Fiction: Separation

A quiet rumble of thunder floated across the blue sky.

“That’s all this day needs,” Marla said to herself. “A little melodrama.”

The door flew open and the knob banged against the wall for the nth time that day as Lance came in for the final box.

“Make that ‘a little more melodrama,'” she corrected.

“Did you say something to me?” Lance asked. “No, that can’t be right. We never talk. You talk to your sister, to your mother, to the mailman, to anyone you come within 10 feet of at the grocery store, but never to me.” He marched through the open door to go put the box in his overloaded car.

“Five more minutes,” Marla said. Outside there was a grunt and a soft tschunk as a door was pushed shut. Lance watched just a moment to be sure it was going to remain shut.

Then he turned again to see Marla standing on the porch, her arms folded across her chest. She looked away from him as another small roll of thunder blew in. Scarcely a cloud in the sky, and none of them were the cause.

“I’ll be back this weekend for my furniture. I’ve gotta find someone with a truck.”

“Fine.”

Lance walked out into the yard and looked at the house.

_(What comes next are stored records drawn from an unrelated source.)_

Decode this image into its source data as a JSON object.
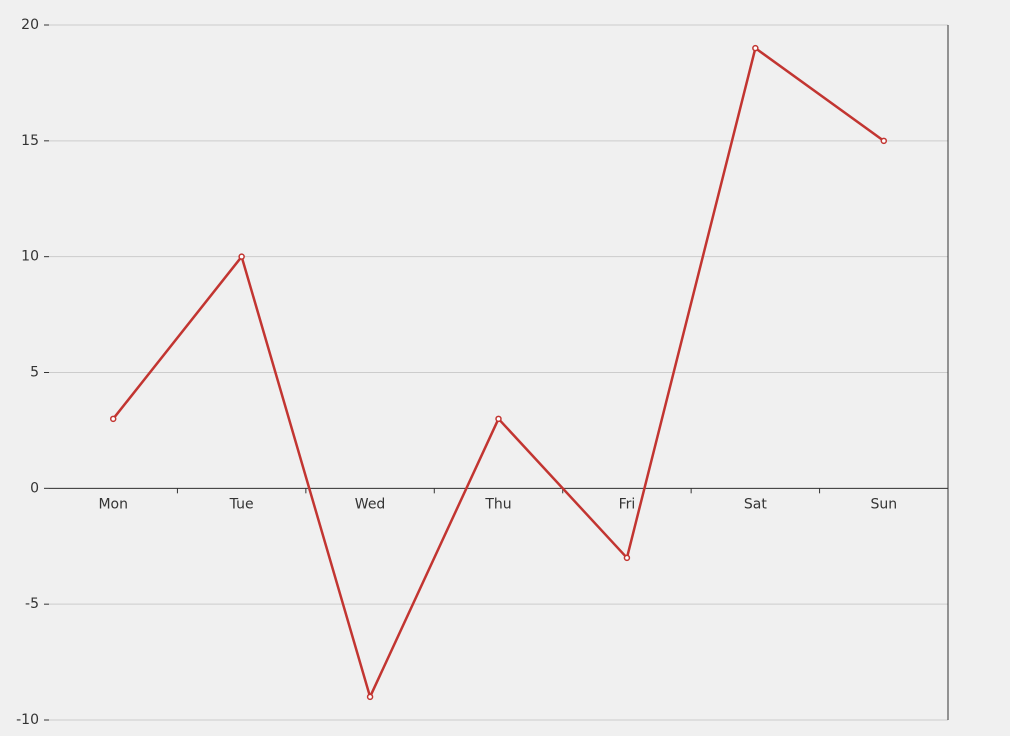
{
  "chart_data": {
    "type": "line",
    "categories": [
      "Mon",
      "Tue",
      "Wed",
      "Thu",
      "Fri",
      "Sat",
      "Sun"
    ],
    "series": [
      {
        "color": "#c23531",
        "values": [
          3,
          10,
          -9,
          3,
          -3,
          19,
          15
        ]
      }
    ],
    "ylim": [
      -10,
      20
    ],
    "yticks": [
      -10,
      -5,
      0,
      5,
      10,
      15,
      20
    ],
    "grid": true
  }
}
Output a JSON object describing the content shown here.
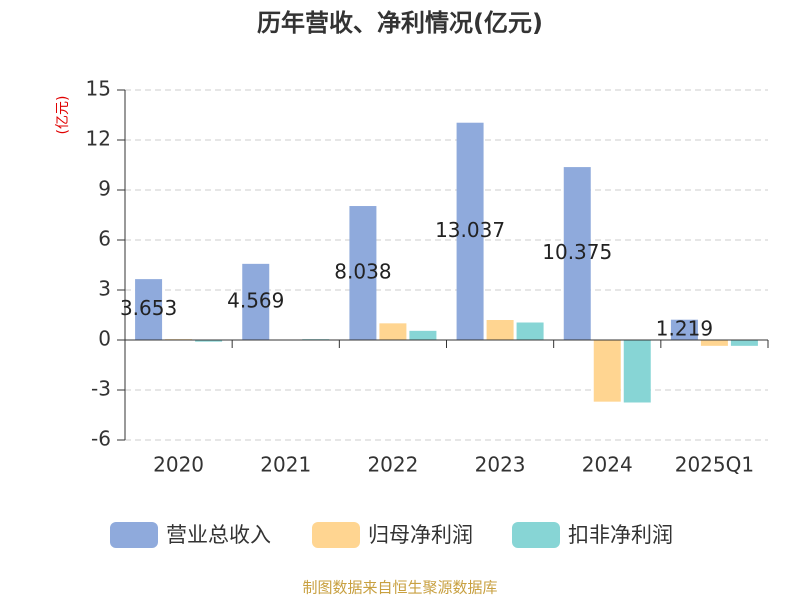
{
  "chart_data": {
    "type": "bar",
    "title": "历年营收、净利情况(亿元)",
    "y_label": "(亿元)",
    "categories": [
      "2020",
      "2021",
      "2022",
      "2023",
      "2024",
      "2025Q1"
    ],
    "series": [
      {
        "name": "营业总收入",
        "color": "#8faadc",
        "values": [
          3.653,
          4.569,
          8.038,
          13.037,
          10.375,
          1.219
        ]
      },
      {
        "name": "归母净利润",
        "color": "#ffd591",
        "values": [
          0.05,
          0.03,
          1.0,
          1.2,
          -3.7,
          -0.35
        ]
      },
      {
        "name": "扣非净利润",
        "color": "#87d5d5",
        "values": [
          -0.1,
          0.05,
          0.55,
          1.05,
          -3.75,
          -0.35
        ]
      }
    ],
    "labeled_series": 0,
    "ylim": [
      -6,
      15
    ],
    "yticks": [
      -6,
      -3,
      0,
      3,
      6,
      9,
      12,
      15
    ],
    "grid": true,
    "source": "制图数据来自恒生聚源数据库"
  }
}
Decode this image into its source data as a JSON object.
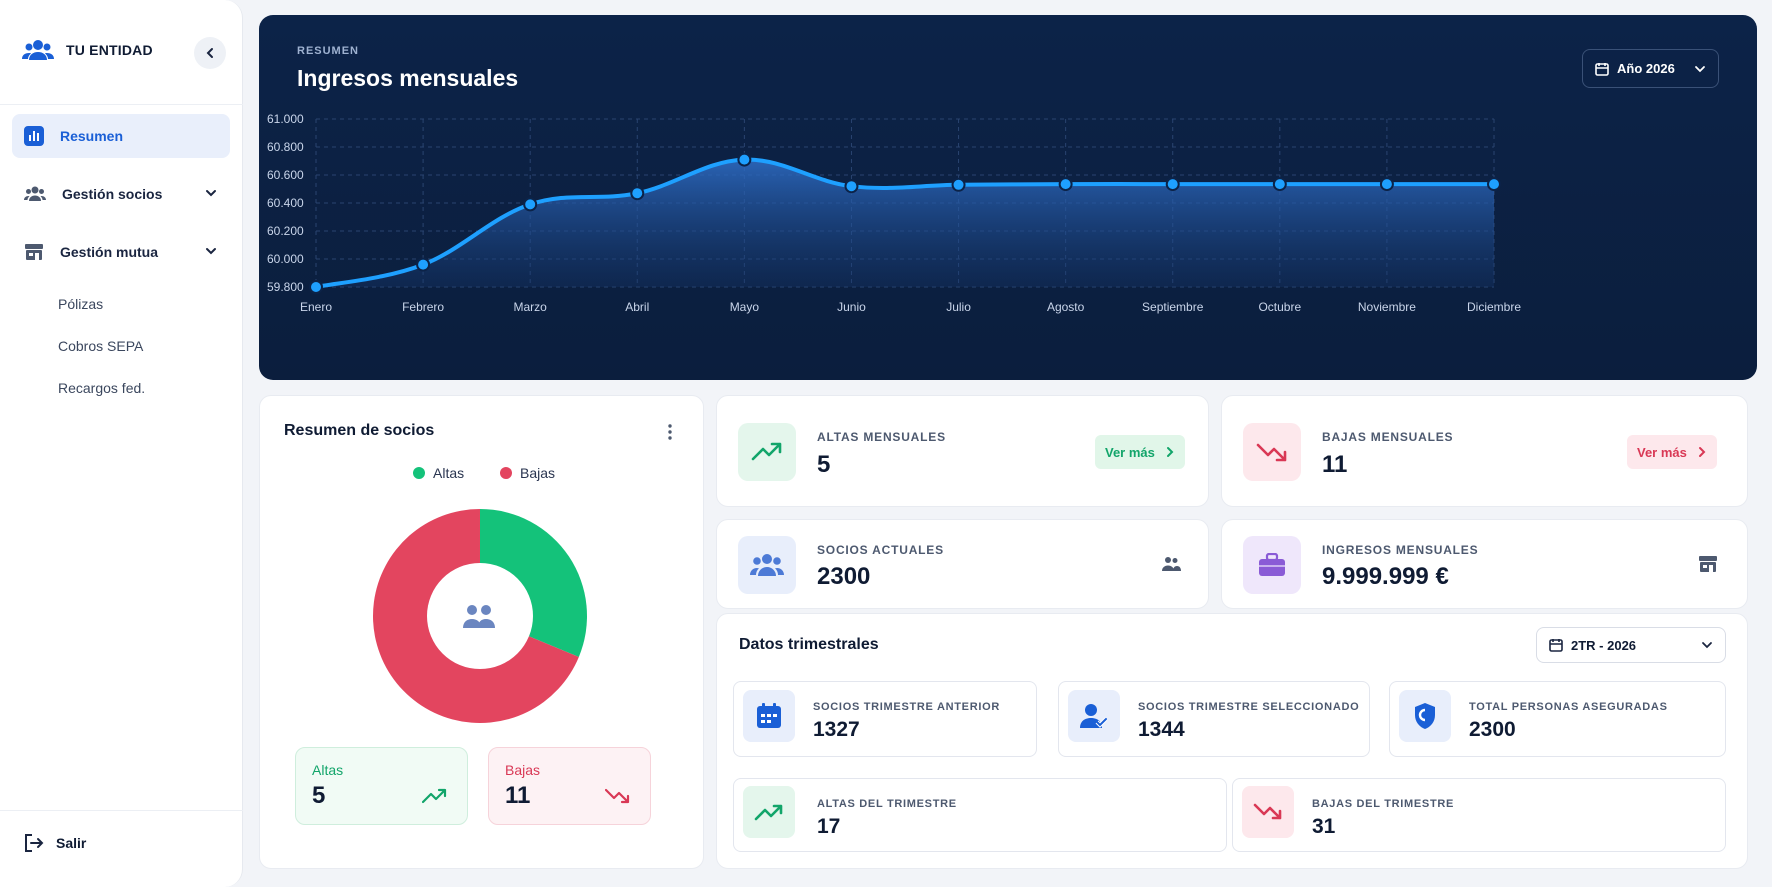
{
  "sidebar": {
    "brand": "TU ENTIDAD",
    "items": [
      {
        "label": "Resumen",
        "icon": "bar-chart-icon",
        "active": true
      },
      {
        "label": "Gestión socios",
        "icon": "users-icon"
      },
      {
        "label": "Gestión mutua",
        "icon": "store-icon"
      }
    ],
    "subitems": [
      "Pólizas",
      "Cobros SEPA",
      "Recargos fed."
    ],
    "logout": "Salir"
  },
  "hero": {
    "eyebrow": "RESUMEN",
    "title": "Ingresos mensuales",
    "year": "Año 2026"
  },
  "chart_data": {
    "type": "area",
    "title": "Ingresos mensuales",
    "categories": [
      "Enero",
      "Febrero",
      "Marzo",
      "Abril",
      "Mayo",
      "Junio",
      "Julio",
      "Agosto",
      "Septiembre",
      "Octubre",
      "Noviembre",
      "Diciembre"
    ],
    "values": [
      59800,
      59960,
      60390,
      60470,
      60710,
      60520,
      60530,
      60535,
      60535,
      60535,
      60535,
      60535
    ],
    "ylim": [
      59800,
      61000
    ],
    "yticks": [
      59800,
      60000,
      60200,
      60400,
      60600,
      60800,
      61000
    ],
    "ytick_labels": [
      "59.800",
      "60.000",
      "60.200",
      "60.400",
      "60.600",
      "60.800",
      "61.000"
    ],
    "grid": true,
    "color": "#1ea0ff"
  },
  "socios": {
    "title": "Resumen de socios",
    "legend": [
      {
        "label": "Altas",
        "color": "#14c27a"
      },
      {
        "label": "Bajas",
        "color": "#e3455f"
      }
    ],
    "donut": [
      {
        "label": "Altas",
        "value": 5
      },
      {
        "label": "Bajas",
        "value": 11
      }
    ],
    "altas_label": "Altas",
    "altas_value": "5",
    "bajas_label": "Bajas",
    "bajas_value": "11"
  },
  "stats": {
    "altas": {
      "label": "ALTAS MENSUALES",
      "value": "5",
      "link": "Ver más"
    },
    "bajas": {
      "label": "BAJAS MENSUALES",
      "value": "11",
      "link": "Ver más"
    },
    "socios": {
      "label": "SOCIOS ACTUALES",
      "value": "2300"
    },
    "ingresos": {
      "label": "INGRESOS MENSUALES",
      "value": "9.999.999 €"
    }
  },
  "trimestral": {
    "title": "Datos trimestrales",
    "period": "2TR - 2026",
    "items": [
      {
        "label": "SOCIOS TRIMESTRE ANTERIOR",
        "value": "1327"
      },
      {
        "label": "SOCIOS TRIMESTRE SELECCIONADO",
        "value": "1344"
      },
      {
        "label": "TOTAL PERSONAS ASEGURADAS",
        "value": "2300"
      },
      {
        "label": "ALTAS DEL TRIMESTRE",
        "value": "17"
      },
      {
        "label": "BAJAS DEL TRIMESTRE",
        "value": "31"
      }
    ]
  },
  "colors": {
    "accent": "#1a5fd6",
    "green": "#14c27a",
    "red": "#e3455f",
    "hero": "#0c2348"
  }
}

“Not quite a last look at the old place, but close. Oh, I thought we were going to be so happy here,” he said, pitching his voice so that Marla could hear him. And a few of the neighbors, as well. “But no… that wasn’t to be.”

The sky made another soft cough of thunder even as Lance donned his baseball cap to shield his eyes from the sun.

“And if I’m sure of one thing, it’ll be all my fault,” he continued. “I know that’s what you’re going to tell all our mutual friends, all three or four of them. I’d like to stay pals with Kyle, but you can have the rest. We’ll have the lawyers write that into the settlement.”

Marla sighed and waited for her future ex-husband to wind down and drive off.

“Yeah, I thought this house would be our little castle, our happy love nest. But I’ll tell you what. Rather than stay here even one more minute, I’d rather be-”

Lightning stabbed out of the clear blue sky and impaled Lance. Marla screamed, quite involuntarily, as he dropped dead on the neatly mowed lawn.

Marla would always assume Lance got his unspoken wish. Actually, the end of his sentence would have been, “in Scranton,” and she wouldn’t have understood the reference because Lance was right: they didn’t talk much.

Moral: If you’re close enough to the storm to hear the thunder, you’re close enough to be struck by lightning.